— Господа, еще несколько минут, — и мы будем на Земле! — заявил Норбер Моони, когда разборка остова парашюта была окончена. — Конечно, мы прибыли бы на Землю еще скорее, если бы не разобрали и не выкинули металлических частей нашего парашюта, но дело не в том, чтобы спуститься скорей, а в том, чтобы спуститься как можно осторожнее!

Видя, что молодой ученый свободно обходится без респиратора и кислородного резервуара, все остальные также последовали его примеру и сняли респираторы, считая их уже бесполезными.

Но, странное дело, никто из собравшихся в корзинке парашюта людей не думал даже радоваться и поздравлять другого с близким окончанием этого опасного и страшного путешествия. Вероятно, тяжелое, удручающее впечатление последних минут расставания с Луной не успело еще рассеяться и все еще лежало камнем на сердце у всех.

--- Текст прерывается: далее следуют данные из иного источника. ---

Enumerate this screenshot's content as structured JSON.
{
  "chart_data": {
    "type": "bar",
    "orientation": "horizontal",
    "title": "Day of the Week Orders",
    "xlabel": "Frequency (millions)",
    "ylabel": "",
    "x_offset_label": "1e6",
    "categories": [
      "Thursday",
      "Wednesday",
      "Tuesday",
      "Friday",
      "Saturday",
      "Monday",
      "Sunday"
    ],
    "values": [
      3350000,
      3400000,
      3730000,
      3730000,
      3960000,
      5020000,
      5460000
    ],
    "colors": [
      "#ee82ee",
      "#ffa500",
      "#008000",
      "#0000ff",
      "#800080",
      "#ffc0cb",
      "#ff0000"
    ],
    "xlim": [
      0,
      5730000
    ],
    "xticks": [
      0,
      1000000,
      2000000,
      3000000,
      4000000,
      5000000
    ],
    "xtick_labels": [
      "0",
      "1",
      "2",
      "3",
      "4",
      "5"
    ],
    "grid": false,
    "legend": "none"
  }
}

Кроме того, мертвая, давящая тишина и глубокий мрак, в котором они совершали теперь свое последнее путешествие, также влияли на душевное настроение путешественников, весьма близкое к оцепенению.

Чувство, или состояние это, усиливалось в них по мере того, как окружающий мрак сгущался. Наконец, ко всему прочему присоединилось еще крайне неприятное ощущение сырости и пронизывающего холода: очевидно, они вступали теперь в полосу облаков.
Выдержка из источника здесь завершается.